If you had asked me a year ago what a $2,000 local-AI budget should buy, I would have said “a decent PC with an RTX 3060 or 3090 in it.” In April 2026, I’d point you straight at a Framework Desktop instead. That’s a big shift.

The other big shift is that 8GB is officially done for LLMs, and 12GB is the new entry point rather than the recommendation. If you’re buying new, budget for 16GB minimum. If you’re buying used, buy a 3090 and don’t look back.
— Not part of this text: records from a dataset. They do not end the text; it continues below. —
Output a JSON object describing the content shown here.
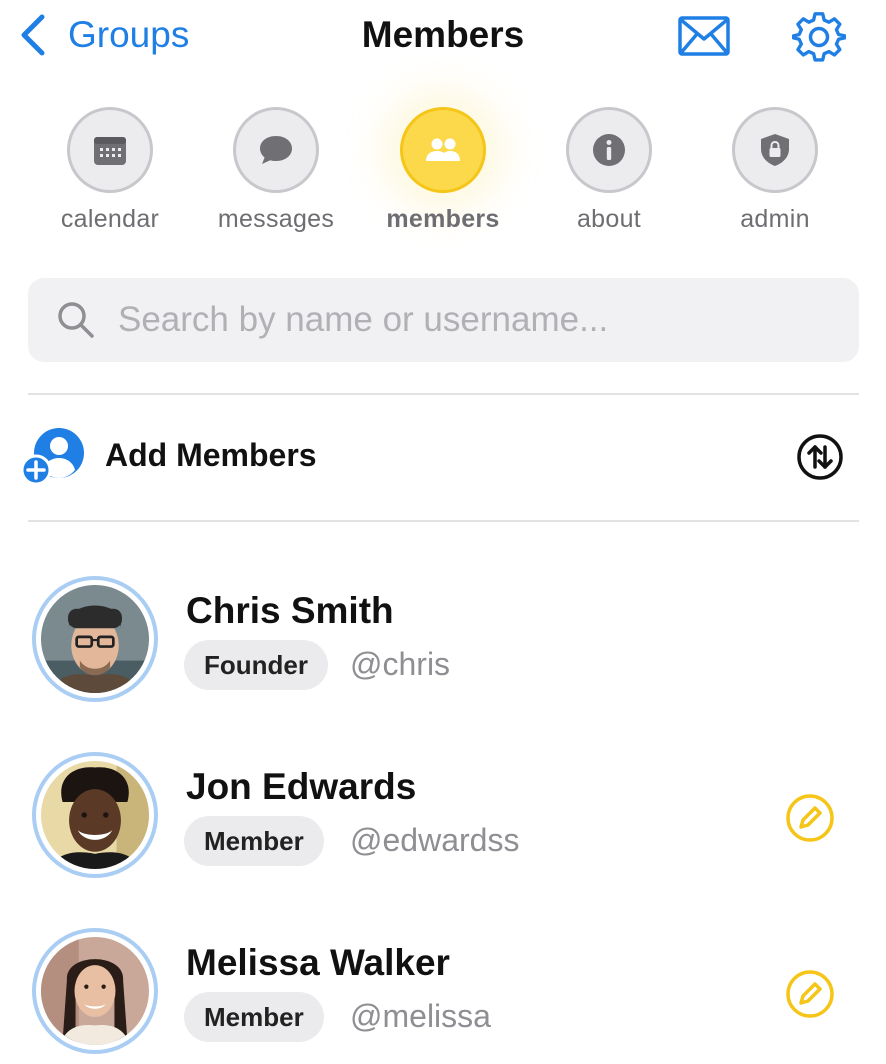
{
  "header": {
    "back_label": "Groups",
    "title": "Members",
    "mail_icon": "mail-icon",
    "settings_icon": "gear-icon"
  },
  "tabs": [
    {
      "label": "calendar",
      "icon": "calendar-icon",
      "active": false
    },
    {
      "label": "messages",
      "icon": "chat-bubble-icon",
      "active": false
    },
    {
      "label": "members",
      "icon": "people-icon",
      "active": true
    },
    {
      "label": "about",
      "icon": "info-icon",
      "active": false
    },
    {
      "label": "admin",
      "icon": "shield-lock-icon",
      "active": false
    }
  ],
  "search": {
    "placeholder": "Search by name or username...",
    "value": ""
  },
  "add_members": {
    "label": "Add Members"
  },
  "members": [
    {
      "name": "Chris Smith",
      "role": "Founder",
      "username": "@chris",
      "editable": false
    },
    {
      "name": "Jon Edwards",
      "role": "Member",
      "username": "@edwardss",
      "editable": true
    },
    {
      "name": "Melissa Walker",
      "role": "Member",
      "username": "@melissa",
      "editable": true
    }
  ],
  "colors": {
    "accent_blue": "#1f7fe5",
    "active_tab_yellow": "#fbd94a",
    "edit_yellow": "#f5c518",
    "avatar_ring": "#a9cdf3"
  }
}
And one last piece of advice that wasn’t true a year ago: seriously consider waiting if you don’t need the hardware today. The DRAM shortage is expected to last into 2027, Apple’s M5 Mac Studio is a couple of months out, and NVIDIA’s “Super” refresh is still notionally on the schedule for later this year. Every number in this post is higher than it was three months ago. Prices might come down. They might not. But if you’re patient, you have options.